El pueblo de Dios no puede recibir el reino antes que se realice el advenimiento personal de Cristo. El Señor había dicho: “Cuando el Hijo del hombre venga en su gloria, y todos los ángeles con él, entonces se sentará sobre el trono de su gloria; y delante de él serán juntadas todas las naciones; y apartará a los hombres unos de otros, como el pastor aparta las ovejas de las cabras: y pondrá las ovejas a su derecha, y las cabras a la izquierda. Entonces dirá el Rey a los que estarán a su derecha: ¡Venid, benditos de mi Padre, poseed el reino destinado para vosotros desde la fundación del mundo!” Mateo 25:31-34 (VM). Hemos visto por los pasajes que acabamos de citar que cuando venga el Hijo del hombre, los muertos serán resucitados incorruptibles, y que los vivos serán mudados. Este gran cambio los preparará para recibir el reino; pues San Pablo dice: “La carne y la sangre no pueden heredar el reino de Dios, ni la corrupción hereda la incorrupción”. 1 Corintios 15:50 (VM). En su estado presente el hombre es mortal, corruptible; pero el reino de Dios será incorruptible y sempiterno. Por lo tanto, en su estado presente el hombre no puede entrar en el reino de Dios. Pero cuando venga Jesús, concederá la inmortalidad a su pueblo; y luego los llamará a poseer el reino, del que hasta aquí solo han sido presuntos herederos.
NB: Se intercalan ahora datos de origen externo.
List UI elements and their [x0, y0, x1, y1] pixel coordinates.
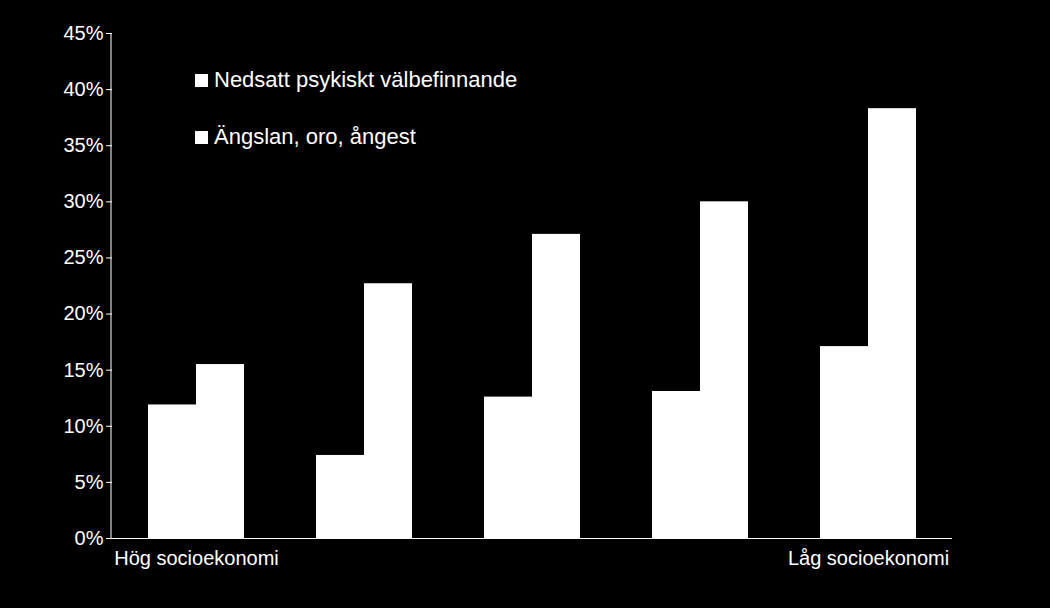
- svg-text:0%: 0%: [75, 527, 104, 549]
- svg-text:35%: 35%: [63, 134, 103, 156]
- html-text:Nedsatt psykiskt välbefinnande: Nedsatt psykiskt välbefinnande: [214, 67, 518, 92]
- svg-text:5%: 5%: [75, 471, 104, 493]
- svg-text:45%: 45%: [63, 22, 103, 44]
- svg-text:20%: 20%: [63, 302, 103, 324]
- svg-text:Hög socioekonomi: Hög socioekonomi: [114, 547, 279, 569]
- svg-text:40%: 40%: [63, 78, 103, 100]
- svg-text:10%: 10%: [63, 415, 103, 437]
- svg-text:Låg socioekonomi: Låg socioekonomi: [788, 547, 949, 569]
- svg-text:25%: 25%: [63, 246, 103, 268]
- svg-text:30%: 30%: [63, 190, 103, 212]
- svg-text:15%: 15%: [63, 359, 103, 381]
- html-text:Ängslan, oro, ångest: Ängslan, oro, ångest: [214, 124, 416, 149]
Estos y otros pasajes bíblicos probaron claramente a Miller que los acontecimientos que generalmente se esperaba que se verificasen antes de la venida de Cristo, tales como el reino universal de la paz y el establecimiento del reino de Dios en la tierra, debían realizarse después del segundo advenimiento. Además, todas las señales de los tiempos y el estado del mundo correspondían a la descripción profética de los últimos días. Por el solo estudio de las Sagradas Escrituras, Miller tuvo que llegar a la conclusión de que el período fijado para la subsistencia de la tierra en su estado actual estaba por terminar.
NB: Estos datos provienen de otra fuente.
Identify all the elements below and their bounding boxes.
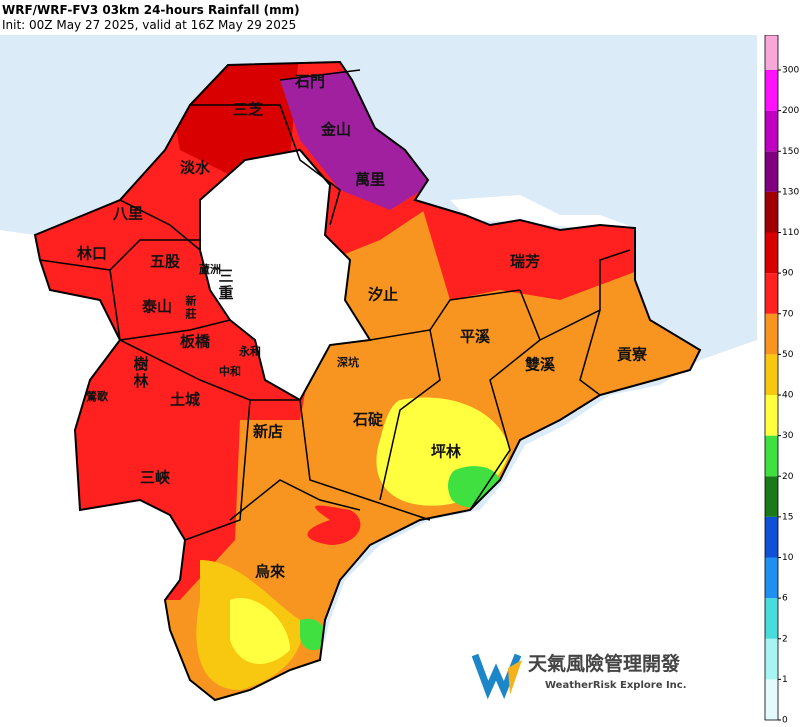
district-label: 樹林 (132, 355, 150, 390)
boundary (33, 60, 702, 702)
colorbar-tick-label: 70 (782, 309, 794, 319)
district-label: 中和 (219, 364, 241, 378)
district-label: 蘆洲 (199, 262, 221, 276)
colorbar-tick-label: 0 (782, 716, 788, 726)
district-label: 八里 (112, 205, 143, 223)
colorbar-band (765, 395, 778, 436)
district-label: 石門 (294, 73, 325, 91)
colorbar-tick-label: 90 (782, 269, 794, 279)
title: WRF/WRF-FV3 03km 24-hours Rainfall (mm) (2, 3, 300, 17)
colorbar-tick-label: 200 (782, 106, 799, 116)
header-bg (0, 0, 800, 35)
district-label: 新莊 (184, 294, 198, 321)
district-label: 永和 (238, 344, 261, 358)
district-label: 鶯歌 (86, 389, 109, 403)
district-label: 新店 (253, 423, 283, 441)
district-label: 坪林 (431, 443, 462, 461)
colorbar-band (765, 679, 778, 720)
subtitle: Init: 00Z May 27 2025, valid at 16Z May … (2, 18, 296, 32)
colorbar-band (765, 273, 778, 314)
district-label: 烏來 (255, 563, 285, 581)
logo-mark (471, 653, 522, 700)
colorbar-tick-label: 2 (782, 634, 788, 644)
district-label: 三芝 (233, 101, 263, 119)
district-label: 土城 (170, 391, 200, 409)
colorbar-band (765, 313, 778, 355)
colorbar-tick-label: 10 (782, 553, 794, 563)
colorbar-band (765, 435, 778, 477)
logo-bolt (508, 660, 522, 695)
district-label: 萬里 (355, 171, 385, 189)
district-label: 貢寮 (617, 346, 648, 364)
colorbar-tick-label: 50 (782, 350, 794, 360)
district-label: 瑞芳 (510, 253, 540, 271)
district-label: 五股 (150, 253, 181, 271)
colorbar-tick-label: 30 (782, 431, 794, 441)
district-label: 板橋 (180, 333, 211, 351)
logo-subtitle: WeatherRisk Explore Inc. (545, 680, 687, 691)
colorbar-band (765, 151, 778, 192)
colorbar-band (765, 557, 778, 599)
colorbar-tick-label: 40 (782, 391, 794, 401)
district-label: 雙溪 (525, 356, 556, 374)
land (0, 230, 757, 727)
colorbar-band (765, 35, 778, 70)
colorbar-band (765, 638, 778, 680)
district-label: 石碇 (352, 411, 383, 429)
district-borders (39, 69, 631, 541)
district-label: 平溪 (460, 328, 491, 346)
logo: 天氣風險管理開發 WeatherRisk Explore Inc. (471, 652, 687, 700)
colorbar-tick-label: 15 (782, 512, 793, 522)
colorbar-tick-label: 130 (782, 187, 799, 197)
logo-name: 天氣風險管理開發 (528, 652, 681, 675)
district-label: 汐止 (368, 286, 398, 304)
district-label: 深坑 (337, 355, 359, 369)
colorbar-band (765, 70, 778, 111)
district-label: 金山 (320, 121, 351, 139)
district-label: 三重 (217, 268, 235, 302)
colorbar-band (765, 191, 778, 233)
colorbar-band (765, 110, 778, 152)
district-label: 淡水 (180, 159, 211, 177)
colorbar-band (765, 598, 778, 639)
taipei-city (199, 148, 372, 402)
district-label: 泰山 (141, 298, 172, 316)
colorbar-tick-label: 110 (782, 228, 799, 238)
colorbar-tick-label: 1 (782, 675, 788, 685)
district-label: 三峽 (140, 469, 171, 487)
colorbar-tick-label: 300 (782, 66, 799, 76)
colorbar-band (765, 516, 778, 558)
colorbar-band (765, 476, 778, 517)
district-label: 林口 (77, 245, 107, 263)
colorbar-band (765, 354, 778, 395)
colorbar-tick-label: 150 (782, 147, 799, 157)
colorbar-tick-label: 6 (782, 594, 788, 604)
cape (450, 195, 635, 230)
colorbar-band (765, 232, 778, 274)
colorbar: 0 1 2 6 10 15 20 30 40 50 70 90 110 130 150 200 300 (764, 34, 799, 726)
colorbar-tick-label: 20 (782, 472, 794, 482)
“Otra clase de evidencia que afectó vitalmente mi espíritu—dice él—fue la cronología de las Santas Escrituras […]. Encontré que los acontecimientos predichos, que se habían cumplido en lo pasado, se habían desarrollado muchas veces dentro de los límites de un tiempo determinado. Los ciento y veinte años hasta el diluvio (Génesis 6:3); los siete días que debían precederlo, con el anunció de cuarenta días de lluvia (Génesis 7:4); los cuatrocientos años de la permanencia de la posteridad de Abraham en Egipto (Génesis 15:13); los tres días de los sueños del copero y del panadero (Génesis 40:12-20); los siete años de Faraón (Génesis 41:28-54); los cuarenta años en el desierto (Números 14:34); los tres años y medio de hambre (1 Reyes 17:1); (véase Lucas 4:25); […] los setenta años del cautiverio en Babilonia (Jeremías 25:11); los siete tiempos de Nabucodonosor (Daniel 4:13-16); y las siete semanas, sesenta y dos semanas, y la una semana, que sumaban setenta semanas determinadas sobre los judíos (Daniel 9:24-27); todos los acontecimientos limitados por estos períodos de tiempo no fueron una vez más que asunto profético, pero se cumplieron de acuerdo con las predicciones”. Bliss, 74, 75.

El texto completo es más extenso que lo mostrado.